Anyway, if you're right about their plans, it means that sticking with
GTK 3 is a short-term solution but not a permanent solution.

In general, the currently-used toolkits have raised the floor of the "stamp of approval" abstraction layer. As a (somewhat contrived) example, once upon a time one might have used xmh to read email. It was an X application that used the Athena Widgets and also could use the 3D Athena widgets, so in terms of code, you would see X, XAW, and XA3D calls. These days, one might instead use a GTK4 or QT mail reader, and those toolkits would only "promise support" for code that made gtk or qt calls; the programmer isn't exactly prohibited from using X11 calls, but doing so is not recommended nor supported, and if the programmer runs into trouble, they are very likely to be told "you're breaking the abstraction barrier we set; remove it and then come back with your problem". (This is more or less exactly the situation that created these lines in xterm.c:)

#ifdef USE_GTK
      /* A long-standing GTK bug prevents proper disconnect handling
<https://gitlab.gnome.org/GNOME/gtk/issues/221>.  Once,
the resulting Glib error message loop filled a user's disk.

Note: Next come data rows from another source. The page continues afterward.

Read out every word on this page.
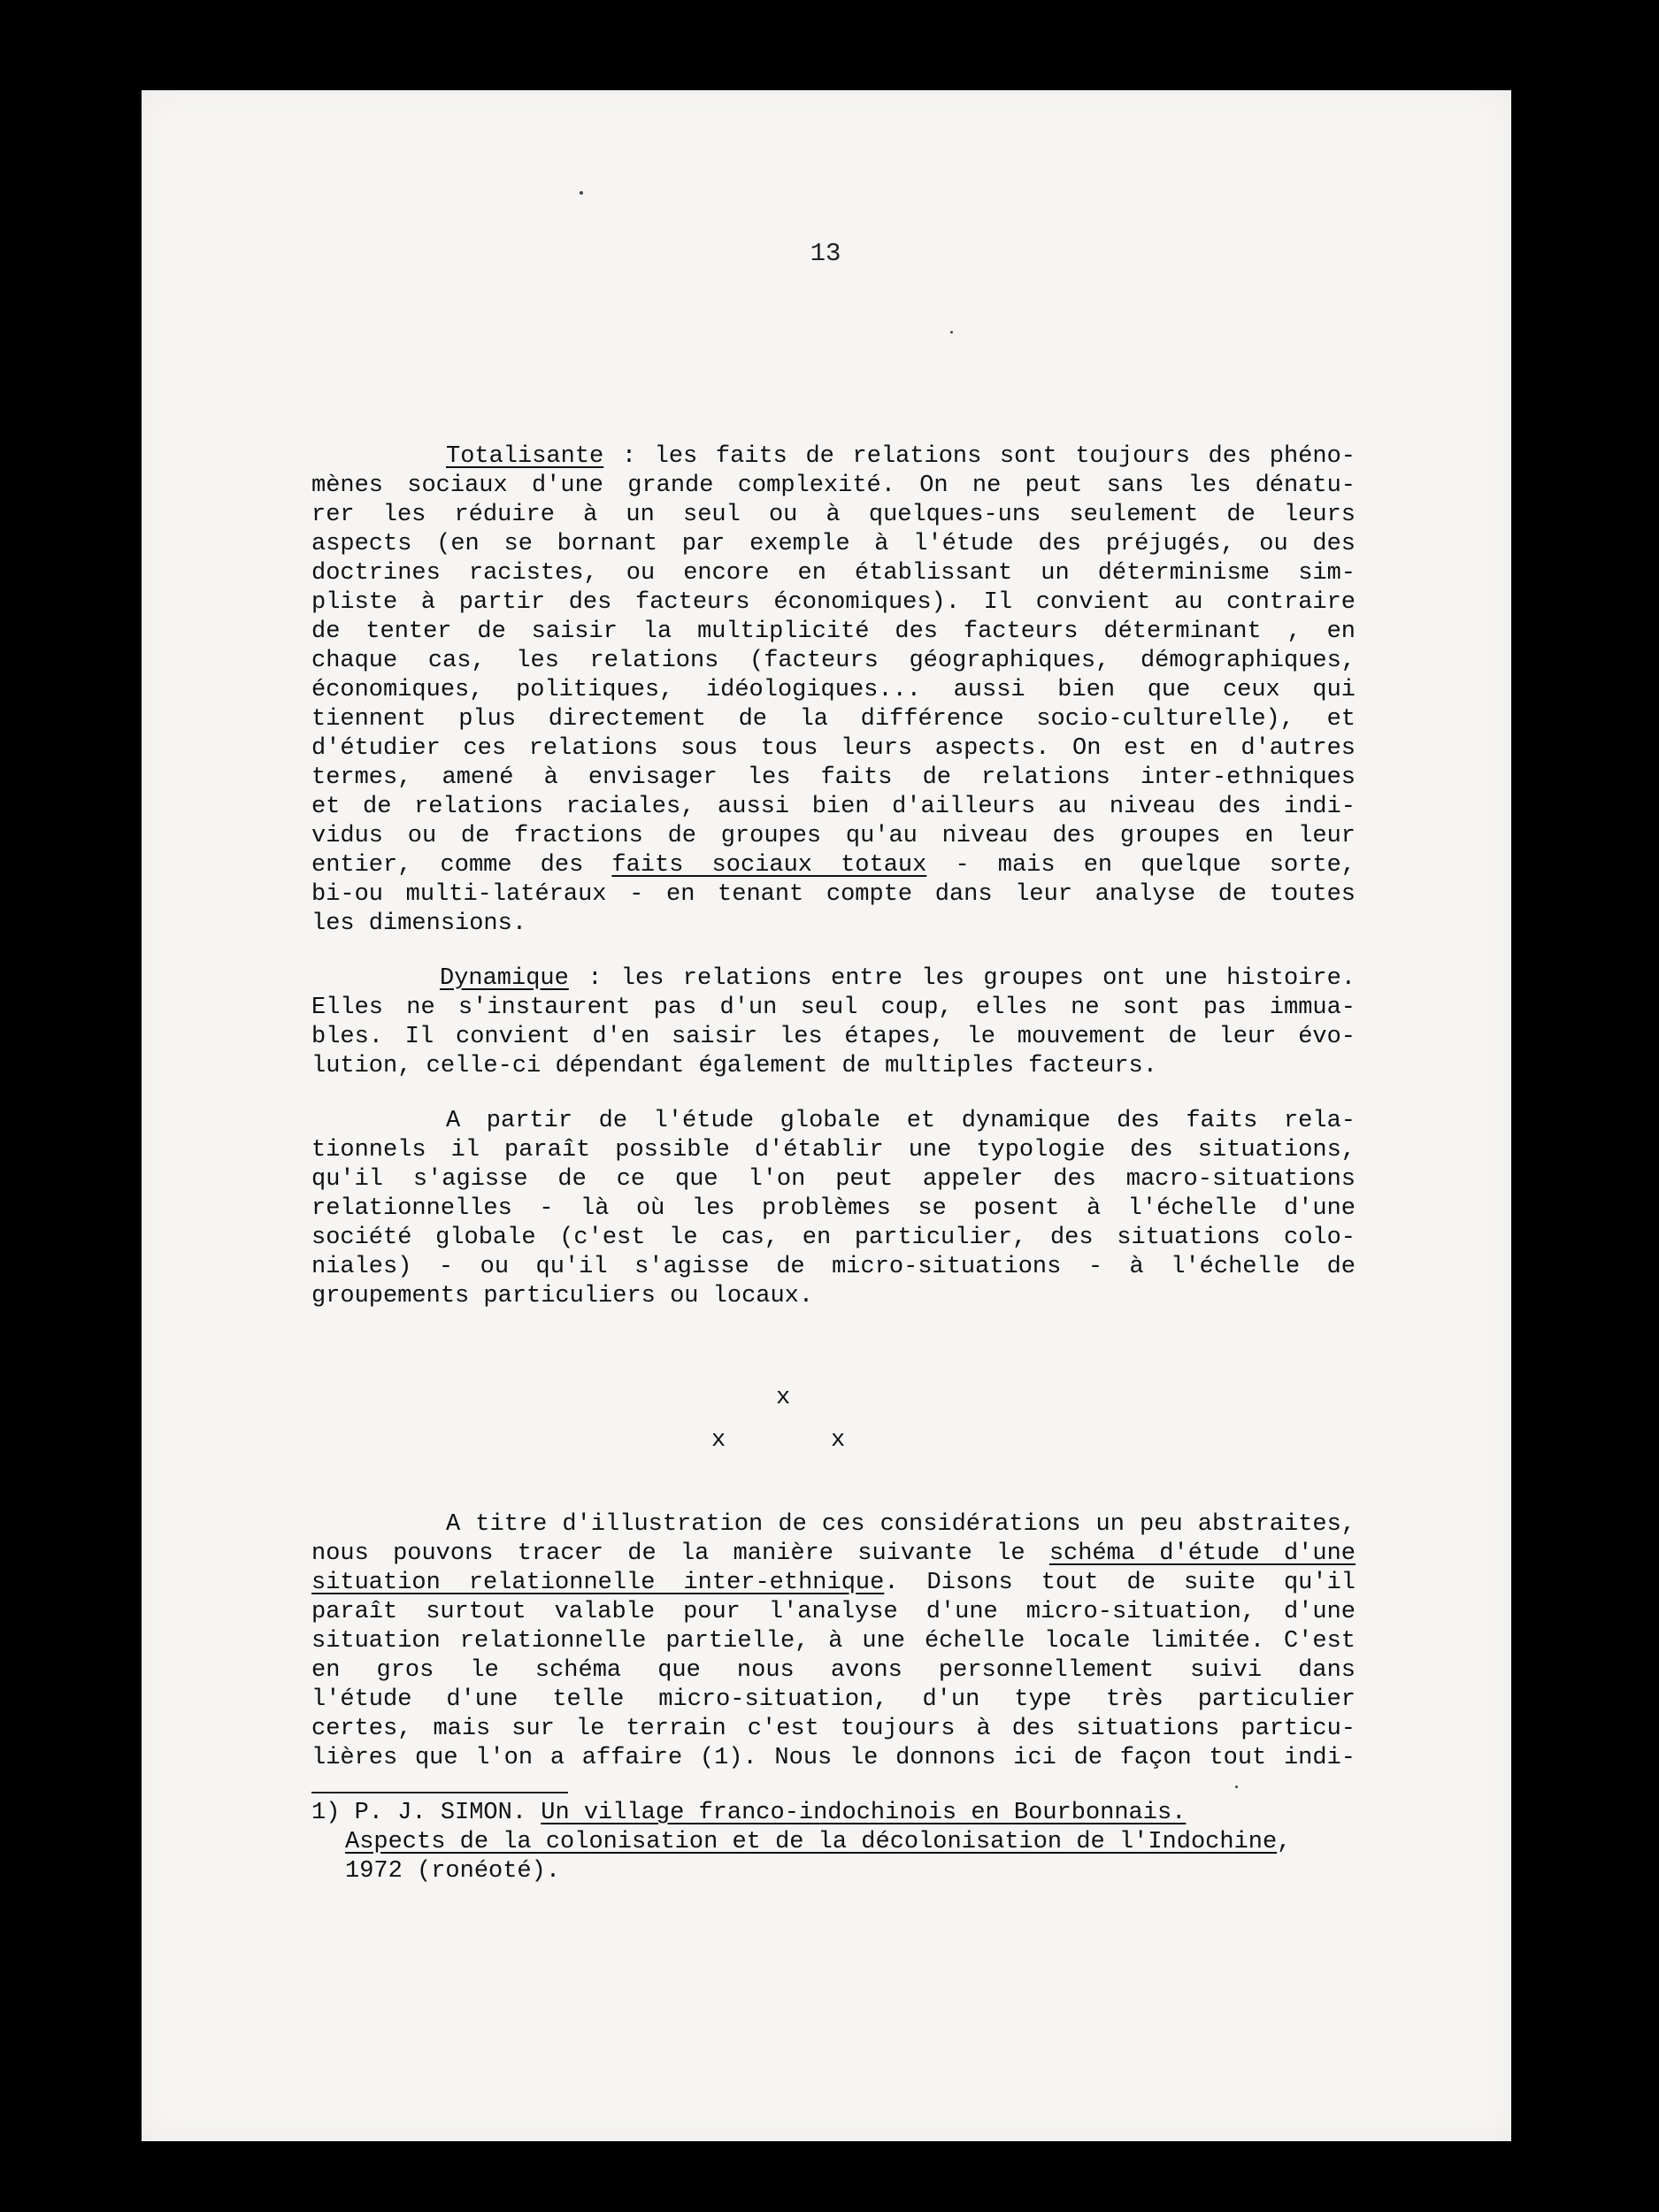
13
Totalisante : les faits de relations sont toujours des phéno-
mènes sociaux d'une grande complexité. On ne peut sans les dénatu-
rer les réduire à un seul ou à quelques-uns seulement de leurs
aspects (en se bornant par exemple à l'étude des préjugés, ou des
doctrines racistes, ou encore en établissant un déterminisme sim-
pliste à partir des facteurs économiques). Il convient au contraire
de tenter de saisir la multiplicité des facteurs déterminant , en
chaque cas, les relations (facteurs géographiques, démographiques,
économiques, politiques, idéologiques... aussi bien que ceux qui
tiennent plus directement de la différence socio-culturelle), et
d'étudier ces relations sous tous leurs aspects. On est en d'autres
termes, amené à envisager les faits de relations inter-ethniques
et de relations raciales, aussi bien d'ailleurs au niveau des indi-
vidus ou de fractions de groupes qu'au niveau des groupes en leur
entier, comme des faits sociaux totaux - mais en quelque sorte,
bi-ou multi-latéraux - en tenant compte dans leur analyse de toutes
les dimensions.
Dynamique : les relations entre les groupes ont une histoire.
Elles ne s'instaurent pas d'un seul coup, elles ne sont pas immua-
bles. Il convient d'en saisir les étapes, le mouvement de leur évo-
lution, celle-ci dépendant également de multiples facteurs.
A partir de l'étude globale et dynamique des faits rela-
tionnels il paraît possible d'établir une typologie des situations,
qu'il s'agisse de ce que l'on peut appeler des macro-situations
relationnelles - là où les problèmes se posent à l'échelle d'une
société globale (c'est le cas, en particulier, des situations colo-
niales) - ou qu'il s'agisse de micro-situations - à l'échelle de
groupements particuliers ou locaux.
x
x	x
A titre d'illustration de ces considérations un peu abstraites,
nous pouvons tracer de la manière suivante le schéma d'étude d'une
situation relationnelle inter-ethnique. Disons tout de suite qu'il
paraît surtout valable pour l'analyse d'une micro-situation, d'une
situation relationnelle partielle, à une échelle locale limitée. C'est
en gros le schéma que nous avons personnellement suivi dans
l'étude d'une telle micro-situation, d'un type très particulier
certes, mais sur le terrain c'est toujours à des situations particu-
lières que l'on a affaire (1). Nous le donnons ici de façon tout indi-
1) P. J. SIMON. Un village franco-indochinois en Bourbonnais.
Aspects de la colonisation et de la décolonisation de l'Indochine,
1972 (ronéoté).
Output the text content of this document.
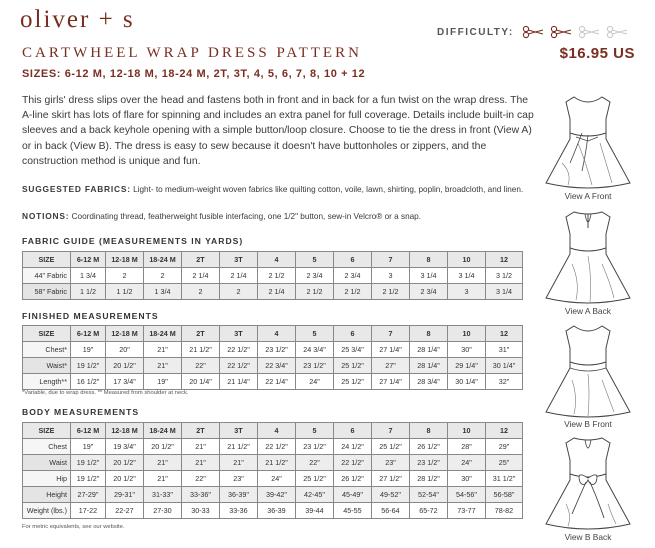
oliver + s
CARTWHEEL WRAP DRESS PATTERN
SIZES: 6-12 M, 12-18 M, 18-24 M, 2T, 3T, 4, 5, 6, 7, 8, 10 + 12
DIFFICULTY:
$16.95 US

This girls' dress slips over the head and fastens both in front and in back for a fun twist on the wrap dress. The A-line skirt has lots of flare for spinning and includes an extra panel for full coverage. Details include built-in cap sleeves and a back keyhole opening with a simple button/loop closure. Choose to tie the dress in front (View A) or in back (View B). The dress is easy to sew because it doesn't have buttonholes or zippers, and the construction method is unique and fun.

SUGGESTED FABRICS: Light- to medium-weight woven fabrics like quilting cotton, voile, lawn, shirting, poplin, broadcloth, and linen.

NOTIONS: Coordinating thread, featherweight fusible interfacing, one 1/2" button, sew-in Velcro® or a snap.

FABRIC GUIDE (MEASUREMENTS IN YARDS)
SIZE	6-12 M	12-18 M	18-24 M	2T	3T	4	5	6	7	8	10	12
44" Fabric	1 3/4	2	2	2 1/4	2 1/4	2 1/2	2 3/4	2 3/4	3	3 1/4	3 1/4	3 1/2
58" Fabric	1 1/2	1 1/2	1 3/4	2	2	2 1/4	2 1/2	2 1/2	2 1/2	2 3/4	3	3 1/4
FINISHED MEASUREMENTS
SIZE	6-12 M	12-18 M	18-24 M	2T	3T	4	5	6	7	8	10	12
Chest*	19"	20"	21"	21 1/2"	22 1/2"	23 1/2"	24 3/4"	25 3/4"	27 1/4"	28 1/4"	30"	31"
Waist*	19 1/2"	20 1/2"	21"	22"	22 1/2"	22 3/4"	23 1/2"	25 1/2"	27"	28 1/4"	29 1/4"	30 1/4"
Length**	16 1/2"	17 3/4"	19"	20 1/4"	21 1/4"	22 1/4"	24"	25 1/2"	27 1/4"	28 3/4"	30 1/4"	32"
*Variable, due to wrap dress. ** Measured from shoulder at neck.
BODY MEASUREMENTS
SIZE	6-12 M	12-18 M	18-24 M	2T	3T	4	5	6	7	8	10	12
Chest	19"	19 3/4"	20 1/2"	21"	21 1/2"	22 1/2"	23 1/2"	24 1/2"	25 1/2"	26 1/2"	28"	29"
Waist	19 1/2"	20 1/2"	21"	21"	21"	21 1/2"	22"	22 1/2"	23"	23 1/2"	24"	25"
Hip	19 1/2"	20 1/2"	21"	22"	23"	24"	25 1/2"	26 1/2"	27 1/2"	28 1/2"	30"	31 1/2"
Height	27-29"	29-31"	31-33"	33-36"	36-39"	39-42"	42-45"	45-49"	49-52"	52-54"	54-56"	56-58"
Weight (lbs.)	17-22	22-27	27-30	30-33	33-36	36-39	39-44	45-55	56-64	65-72	73-77	78-82
For metric equivalents, see our website.
View A Front
View A Back
View B Front
View B Back
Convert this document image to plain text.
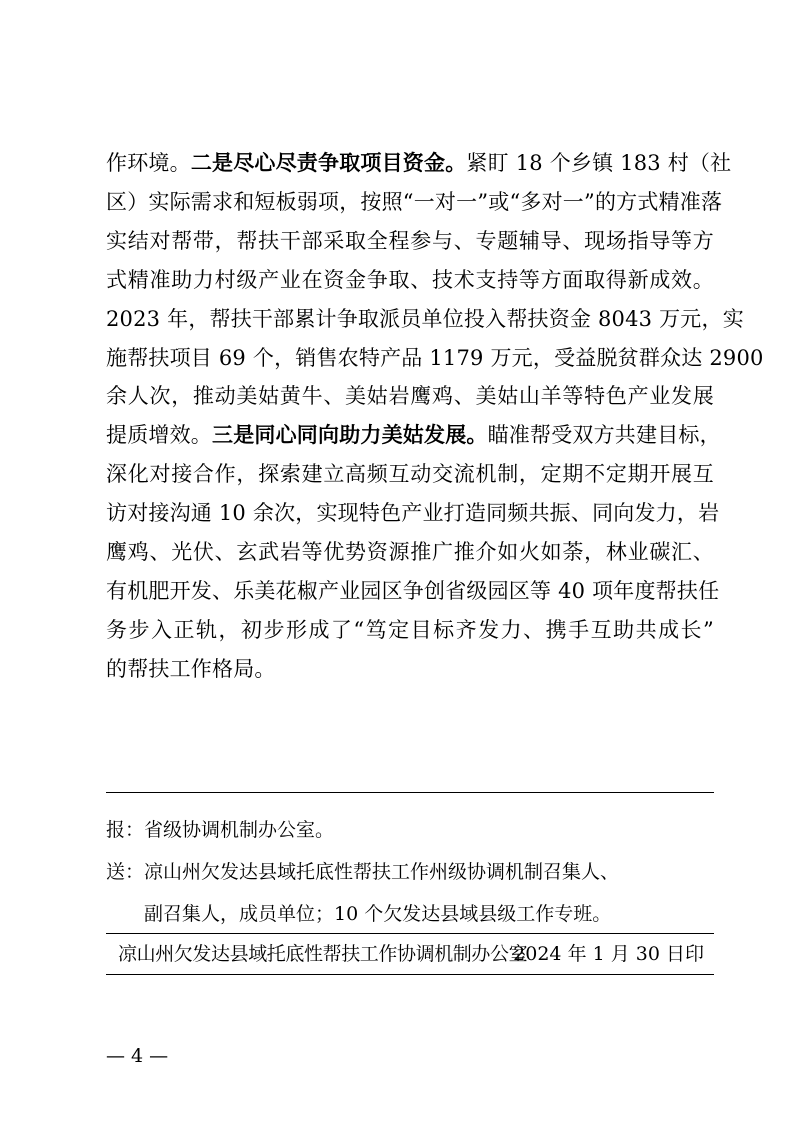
作环境。二是尽心尽责争取项目资金。紧盯 18 个乡镇 183 村（社
区）实际需求和短板弱项，按照“一对一”或“多对一”的方式精准落
实结对帮带，帮扶干部采取全程参与、专题辅导、现场指导等方
式精准助力村级产业在资金争取、技术支持等方面取得新成效。
2023 年，帮扶干部累计争取派员单位投入帮扶资金 8043 万元，实
施帮扶项目 69 个，销售农特产品 1179 万元，受益脱贫群众达 2900
余人次，推动美姑黄牛、美姑岩鹰鸡、美姑山羊等特色产业发展
提质增效。三是同心同向助力美姑发展。瞄准帮受双方共建目标，
深化对接合作，探索建立高频互动交流机制，定期不定期开展互
访对接沟通 10 余次，实现特色产业打造同频共振、同向发力，岩
鹰鸡、光伏、玄武岩等优势资源推广推介如火如荼，林业碳汇、
有机肥开发、乐美花椒产业园区争创省级园区等 40 项年度帮扶任
务步入正轨，初步形成了“笃定目标齐发力、携手互助共成长”
的帮扶工作格局。
报：省级协调机制办公室。
送：凉山州欠发达县域托底性帮扶工作州级协调机制召集人、
副召集人，成员单位；10 个欠发达县域县级工作专班。
凉山州欠发达县域托底性帮扶工作协调机制办公室
2024 年 1 月 30 日印
— 4 —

To avoid this, kill Emacs unconditionally on disconnect.  */
      shut_down_emacs (0, Qnil);
      fprintf (stderr, "%s\n\
When compiled with GTK, Emacs cannot recover from X disconnects.\n\
This is a GTK bug: https://gitlab.gnome.org/GNOME/gtk/issues/221\n\
For details, see etc/PROBLEMS.\n",
      error_msg);
      emacs_abort ();
#endif /* USE_GTK */
 
Over time, reaching "past" the abstraction barrier has become harder and harder as the toolkits have become more "all encompassing", to the point where it's more semantically accurate to talk about an app being a GTK or QT (or W32 or mac) app than, say, an X app that uses QT. I don't know if this owes more to "easy platform consistency" or to "just do everything via javascript inside a browser", but the end result is pretty much the same. It probably doesn't help that Wayland is basically a decade old and still doesn't have a stable standard specification (or really a draft spec beyond "whatever is currently in the release code").